This is an old revision of the document!
Raw OLAP data formats
OLAP produces several data formats, which are intended to be replaced by their final format, such as HDF5. The formats below are not officially supported and subject to change without notice.
Data can be recorded as either complex voltages (yielding X and Y polarisations) or one or more stokes. In either case, a sequence of blocks will be stored, each of which consists of a header and data. The header is defined as:
struct header { uint32 sequence_number; /* big endian */ char padding[508]; };
in which sequence_number starts at 0, and is increased by 1 for every block. Missing sequence numbers implies missing data. The padding can have any value and is to be ignored.
Complex Voltages
Each (pencil) beam produces two files: one containing the X polarisation, and one containing the Y polarisation.

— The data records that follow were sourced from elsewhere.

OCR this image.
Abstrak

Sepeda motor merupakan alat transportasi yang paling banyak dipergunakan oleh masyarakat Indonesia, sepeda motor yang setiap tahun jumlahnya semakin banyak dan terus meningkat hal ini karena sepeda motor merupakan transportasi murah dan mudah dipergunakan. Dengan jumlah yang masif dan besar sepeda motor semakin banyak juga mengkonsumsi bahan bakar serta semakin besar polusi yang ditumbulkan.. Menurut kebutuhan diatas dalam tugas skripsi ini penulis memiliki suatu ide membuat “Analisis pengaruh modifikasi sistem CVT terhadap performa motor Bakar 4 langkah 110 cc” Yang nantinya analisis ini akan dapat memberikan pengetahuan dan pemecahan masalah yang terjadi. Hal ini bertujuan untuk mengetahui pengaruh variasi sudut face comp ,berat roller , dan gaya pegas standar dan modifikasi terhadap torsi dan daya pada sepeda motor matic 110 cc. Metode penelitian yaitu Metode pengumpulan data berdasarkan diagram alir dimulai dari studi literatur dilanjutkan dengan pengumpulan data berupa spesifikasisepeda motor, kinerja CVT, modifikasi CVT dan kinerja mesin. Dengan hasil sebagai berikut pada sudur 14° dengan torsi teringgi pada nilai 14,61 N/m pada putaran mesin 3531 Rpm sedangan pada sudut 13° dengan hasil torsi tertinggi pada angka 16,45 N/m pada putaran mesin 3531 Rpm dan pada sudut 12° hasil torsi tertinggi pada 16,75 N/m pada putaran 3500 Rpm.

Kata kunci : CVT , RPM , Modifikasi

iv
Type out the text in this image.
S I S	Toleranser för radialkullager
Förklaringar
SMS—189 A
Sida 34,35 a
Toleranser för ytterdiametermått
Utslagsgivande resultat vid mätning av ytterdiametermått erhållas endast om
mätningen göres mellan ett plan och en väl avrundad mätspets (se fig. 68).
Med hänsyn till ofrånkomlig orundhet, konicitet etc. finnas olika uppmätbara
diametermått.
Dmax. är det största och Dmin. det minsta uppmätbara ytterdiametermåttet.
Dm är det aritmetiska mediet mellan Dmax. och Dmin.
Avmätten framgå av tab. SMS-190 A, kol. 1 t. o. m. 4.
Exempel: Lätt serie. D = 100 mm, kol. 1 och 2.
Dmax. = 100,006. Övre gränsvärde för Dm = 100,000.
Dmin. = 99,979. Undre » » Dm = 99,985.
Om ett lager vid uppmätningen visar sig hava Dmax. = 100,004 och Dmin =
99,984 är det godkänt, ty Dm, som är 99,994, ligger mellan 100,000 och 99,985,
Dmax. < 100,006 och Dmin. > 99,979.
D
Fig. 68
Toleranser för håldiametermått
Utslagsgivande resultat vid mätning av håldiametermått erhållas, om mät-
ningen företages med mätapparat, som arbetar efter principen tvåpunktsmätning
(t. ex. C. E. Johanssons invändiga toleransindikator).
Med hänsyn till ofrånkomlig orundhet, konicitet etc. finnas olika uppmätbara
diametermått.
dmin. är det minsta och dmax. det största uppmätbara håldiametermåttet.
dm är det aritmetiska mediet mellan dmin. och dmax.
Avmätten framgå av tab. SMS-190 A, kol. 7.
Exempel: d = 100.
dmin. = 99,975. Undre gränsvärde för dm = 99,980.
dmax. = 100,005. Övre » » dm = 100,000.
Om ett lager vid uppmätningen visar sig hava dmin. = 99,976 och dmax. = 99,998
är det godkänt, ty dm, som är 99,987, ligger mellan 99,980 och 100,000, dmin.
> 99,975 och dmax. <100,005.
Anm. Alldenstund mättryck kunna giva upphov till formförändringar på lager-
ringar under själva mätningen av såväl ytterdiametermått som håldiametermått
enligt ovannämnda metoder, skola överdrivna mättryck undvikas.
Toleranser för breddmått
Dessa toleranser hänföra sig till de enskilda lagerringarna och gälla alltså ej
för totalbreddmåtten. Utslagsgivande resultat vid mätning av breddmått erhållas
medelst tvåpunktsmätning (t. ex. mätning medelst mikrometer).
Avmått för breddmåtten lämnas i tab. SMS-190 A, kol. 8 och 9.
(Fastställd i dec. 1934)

The names of these files adhere to the following scheme:
Lxxxxx_Byyy_S0_bf.raw | X polarisations of beam yyy of observation xxxxx |
Lxxxxx_Byyy_S1_bf.raw | Y polarisations of beam yyy of observation xxxxx |
Each file is a sequence of blocks of the following structure:
struct block { struct header header; /* big endian */ fcomplex voltages[SAMPLES|2][SUBBANDS][CHANNELS]; };
Coherent Stokes
Each (pencil) beam produces one or four files: one containing the Stokes I (power) values, and optionally three files for Stokes Q, U, and V, respectively. The names of these files adhere to the following scheme:
Lxxxxx_Byyy_S0_bf.raw | Stokes I of beam yyy of observation xxxxx |
Lxxxxx_Byyy_S1_bf.raw | Stokes Q of beam yyy of observation xxxxx |
Lxxxxx_Byyy_S2_bf.raw | Stokes U of beam yyy of observation xxxxx |
Lxxxxx_Byyy_S3_bf.raw | Stokes V of beam yyy of observation xxxxx |
Each file is a sequence of blocks of the following structure:
struct block { struct header header; /* big endian */ float stokes[SAMPLES|2][SUBBANDS][CHANNELS]; };
Older releases: 2010-09-20:
- Values of Stokes U and V are multiplied by 1/2
- filenames ended in -bf.raw instead of _bf.raw
Incoherent Stokes
Incoherent stokes are stored per subband, with one or four stokes per file, using the following naming convention:
Lxxxxx_SByyy_bf.incoherentstokes | Stokes of subband yyy of observation xxxxx |
Each file is a sequence of blocks of the following structure:
struct block { struct header header; /* big endian */ float stokes[STOKES][CHANNELS][SAMPLES|2]; /* 2010-09-20 and earlier: float stokes[STOKES][SAMPLES|2][CHANNELS]; */ };
The order in which the Stokes values are stored is: I, Q, U, V.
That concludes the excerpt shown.